| Ky. Ct. App. | Jan 8, 1874

JUDGE GOFER

delivered thN opinion oe the court.

The appellant, having been found guilty of the crime of murder and sentenced to be confined in the penitentiary for life, obtained leave to apply to a judge of this court for an order granting an appeal; and it appearing to the court before which he was tried that there was danger that he would escape from the jail of that county, the sheriff was ordered to transfer the appellant to the jail of Jefferson County for safe keeping. On the way from one jail to the other appellant jumped from a window of the car in which he was being transported and made his escape, and is now at large.

The appeal having been granted, the attorney-general has entered a motion, based on an affidavit of the deputy sheriff *527from whose custody the appellant escaped, to dismiss the appeal on the ground that as the appellant is not in custody to abide such judgment as may be rendered he has no right to prosecute the appeal.

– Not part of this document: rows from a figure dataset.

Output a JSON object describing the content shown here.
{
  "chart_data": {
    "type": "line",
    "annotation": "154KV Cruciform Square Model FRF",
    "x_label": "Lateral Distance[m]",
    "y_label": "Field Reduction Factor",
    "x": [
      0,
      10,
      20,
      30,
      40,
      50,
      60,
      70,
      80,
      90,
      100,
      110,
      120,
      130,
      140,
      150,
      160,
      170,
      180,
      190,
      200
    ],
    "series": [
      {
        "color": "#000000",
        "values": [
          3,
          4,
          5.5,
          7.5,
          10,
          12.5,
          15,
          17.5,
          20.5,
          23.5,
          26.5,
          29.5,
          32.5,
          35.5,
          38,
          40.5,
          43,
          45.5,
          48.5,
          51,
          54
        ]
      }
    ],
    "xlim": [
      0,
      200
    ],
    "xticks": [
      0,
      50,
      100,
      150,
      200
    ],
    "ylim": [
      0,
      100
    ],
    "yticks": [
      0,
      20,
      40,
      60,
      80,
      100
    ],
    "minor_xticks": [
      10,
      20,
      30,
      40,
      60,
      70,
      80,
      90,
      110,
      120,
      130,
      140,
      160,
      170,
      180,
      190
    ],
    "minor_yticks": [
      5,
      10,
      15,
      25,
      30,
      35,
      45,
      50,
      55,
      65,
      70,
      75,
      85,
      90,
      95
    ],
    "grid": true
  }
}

It seems to us clear, both upon principle and authority, that the motion ought to be sustained. The court ought not to do a nugatory act; yet if we proceed to try this appeal, the appellant can not be compelled to submit to our decision if it should be against him, and ought not therefore to be allowed to reap the benefit of. a decision in his favor. He might thus be enabled to defeat the ends of justice entirely, for he may be able to keep beyond the reach of the officers until by the death or removal of witnesses or other causes his conviction upon a second trial would be rendered improbable, if not impossible. As he has chosen to undertake to relieve himself by flight, in contempt of the authority of the court and of the law, he can not also invoke the aid of this court.

In The State v. Rippon (2 Bay, 99) it was held by the Supreme Court of South Carolina that wherever corporal punishment was either probable or certain the defendant should be in the power of the court before they proceeded to hear a motion for á new trial; and the court refused to hear an argument on the motion, but directed that a bench-warrant be issued, that the defendant might be arrested and punished pursuant to the judgment.

In Rex v. Teal and others (11 East, 307) two persons were jointly indicted for a misdemeanor, and were tried together and convicted; and upon an offer by one of them, who was then in court, to move for a new trial, the court inquired if both were present, and being informed that one was absent, refused to permit the motion to be made, because a new trial could not be granted to one without granting it to the other also.

The motion is sustained and the appeal is dismissed.